Turkey’s war on Sere Kaniye and Tel Abyad: Operation Peace Spring explained
Turkey has met with near-global condemnation for its 2019 offensive into North and East Syria. The invasion was conducted under the pretext of securing Turkey’s border from the threat of YPG attacks – though a Rojava Information Center investigation revealed that Turkey had experienced only one cross-border incident along its entire border with North and East Syria throughout 2019, while Turkish forces launched over 30 often-lethal attacks against civilians and farmers living along the border during the same period. Nonetheless, US President Donald Trump agreed to withdraw a skeleton force of US Army soldiers from along the border, opening the way for Turkey to launch its offensive on 9 October 2019.

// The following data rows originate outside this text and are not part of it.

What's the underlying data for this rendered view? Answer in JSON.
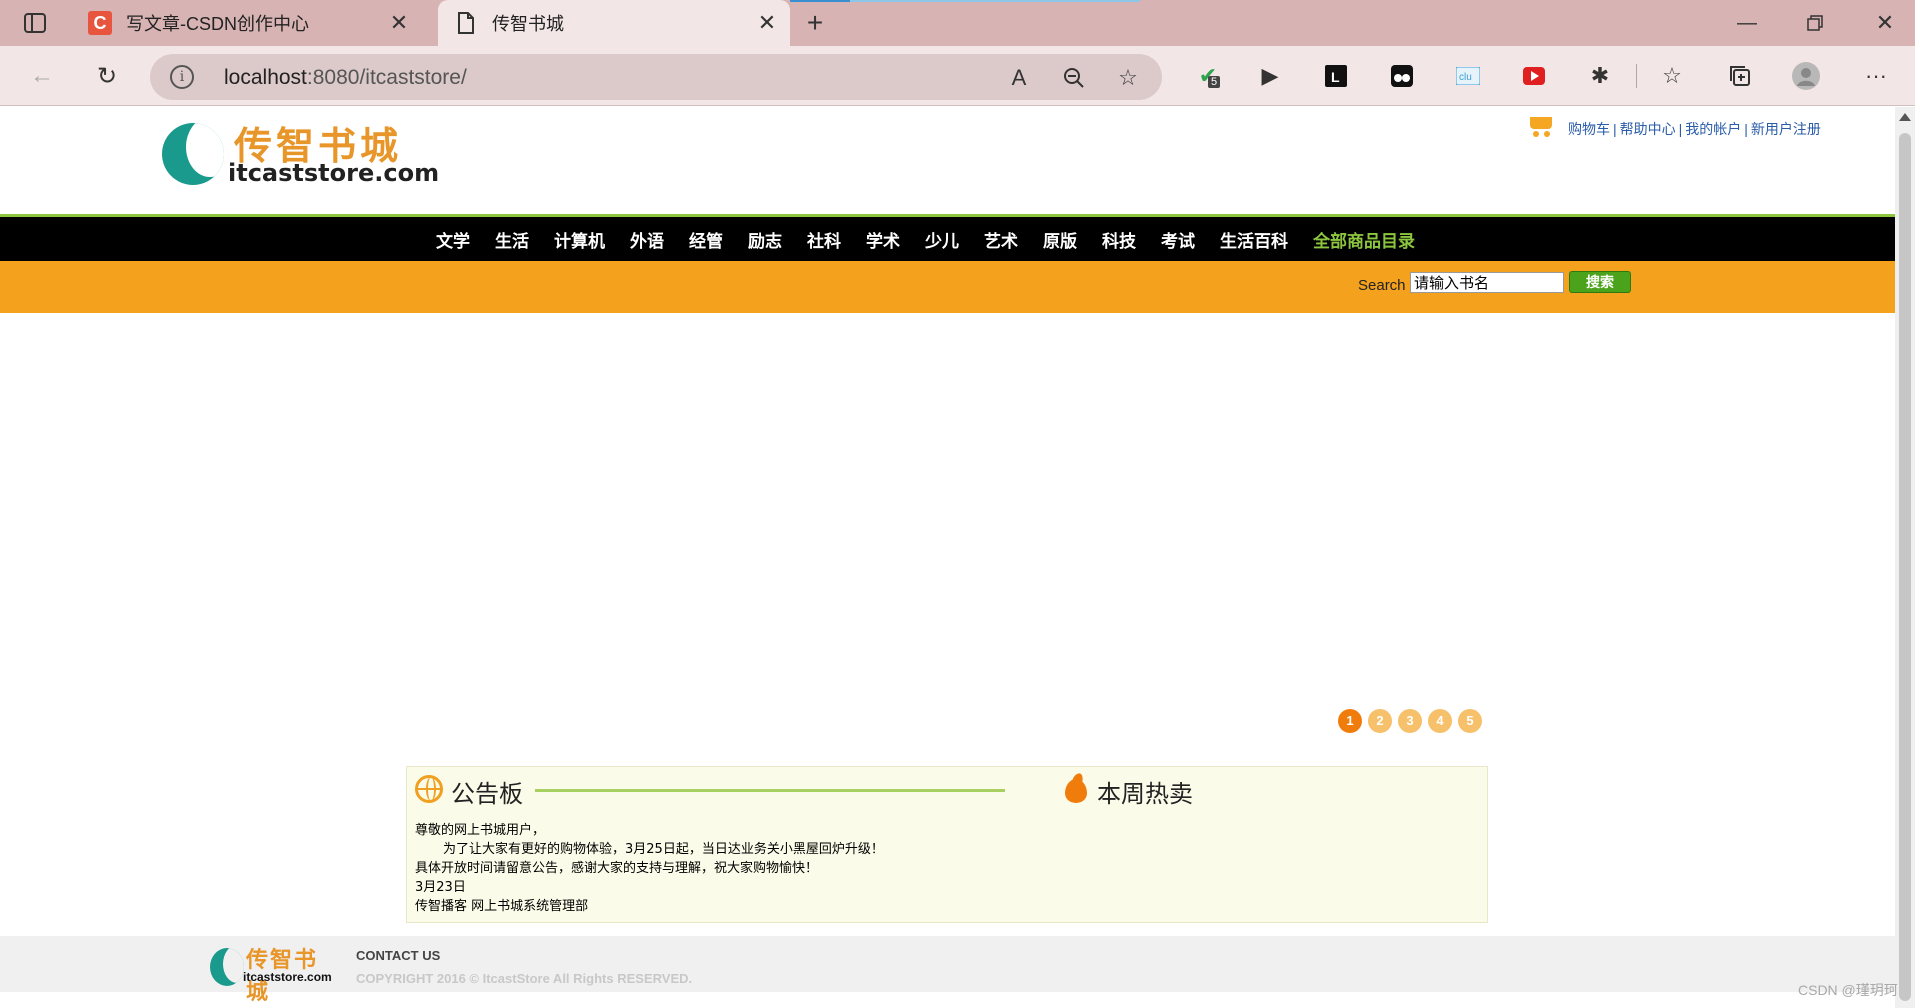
{
  "browser": {
    "tabs": [
      {
        "title": "写文章-CSDN创作中心",
        "favicon": "csdn-icon"
      },
      {
        "title": "传智书城",
        "favicon": "page-icon"
      }
    ],
    "address": {
      "host": "localhost",
      "rest": ":8080/itcaststore/"
    },
    "ext_badge": "5"
  },
  "header": {
    "logo_cn": "传智书城",
    "logo_en": "itcaststore.com",
    "links": [
      "购物车",
      "帮助中心",
      "我的帐户",
      "新用户注册"
    ]
  },
  "nav": {
    "items": [
      "文学",
      "生活",
      "计算机",
      "外语",
      "经管",
      "励志",
      "社科",
      "学术",
      "少儿",
      "艺术",
      "原版",
      "科技",
      "考试",
      "生活百科"
    ],
    "all_label": "全部商品目录"
  },
  "search": {
    "label": "Search",
    "value": "请输入书名",
    "button": "搜索"
  },
  "carousel": {
    "pages": [
      "1",
      "2",
      "3",
      "4",
      "5"
    ],
    "active_page": "1"
  },
  "notice_board": {
    "title": "公告板",
    "lines": [
      "尊敬的网上书城用户，",
      "为了让大家有更好的购物体验，3月25日起，当日达业务关小黑屋回炉升级！",
      "具体开放时间请留意公告，感谢大家的支持与理解，祝大家购物愉快！",
      "3月23日",
      "传智播客 网上书城系统管理部"
    ]
  },
  "hot": {
    "title": "本周热卖"
  },
  "footer": {
    "logo_cn": "传智书城",
    "logo_en": "itcaststore.com",
    "contact": "CONTACT US",
    "copyright": "COPYRIGHT 2016 © ItcastStore All Rights RESERVED."
  },
  "watermark": "CSDN @瑾玥珂",
  "colors": {
    "nav_bg": "#000000",
    "accent_green": "#8cc63f",
    "search_bar": "#f4a21e",
    "logo_orange": "#e8962a",
    "logo_teal": "#1a9a8c"
  }
}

More than the figures – 200,000 displaced within a week, hundreds killed – a number of high-profile rights violations have provoked an international response. Chief among these were the field executions of leading female Syrian politician Hevrin Khalef and other civilians by Turkish-backed faction Ahrar al-Sharqiya on 12 October, along with the 13 October airstrike on a civilian convoy heading into Sere Kaniye which left 12 civilians dead. The invasion also enabled the escape of hundreds of ISIS-linked individuals who had been being securely held by the Syrian Democratic Forces.
The invasion was slowed down following a military agreement between the Syrian Democratic Forces and Damascus on the one hand, and an agreement between Turkey and Russia on the other. The Syrian Democratic Forces and Autonomous Administration remain in military and political authority across North and East Syria, but thousands of kilometers of countryside and the border cities Sere Kaniye and Tel Abyad have been occupied by Turkey, and regime troops have a limited presence along the border for the first time since their withdrawal from the region.
Our report ‘Shifting Power-Plays in North and East Syria’ gives a clear overview of these agreements, and who remains in control where across the chequerboard of Syria.
More troublingly yet, Turkey appears to be implementing the same policies of forcible demographic change in the newly-occupied regions of Sere Kaniye and Tel Abyad as it has in Afrin, using Arab and Turkmen militias to drive out the local Kurdish population plus Yazidi and Christian minorities, replacing them with militiamen and their families under the control of the Turkish military and intelligence apparatus.
Our report ‘Turkey’s War Against Civilians’ gives a clear view of the civilian toll of the invasion, not only in terms of high-profile executions and massacres but also as regards attacks on humanitarian infrastructure and the use of violence to drive out Kurdish and minority populations and replace them with forces loyal to Turkey.
Though a new ‘status quo’ has been reached for the present, sporadic clashes continue, and observers expect a new operation, invasion and extension of the zone of occupation by Turkey in the short- to mid-term future, most likely targeting Kobane and/or Manbij. Meanwhile, demographic change, looting and violence continue apace in Turkey’s new zone of occupation.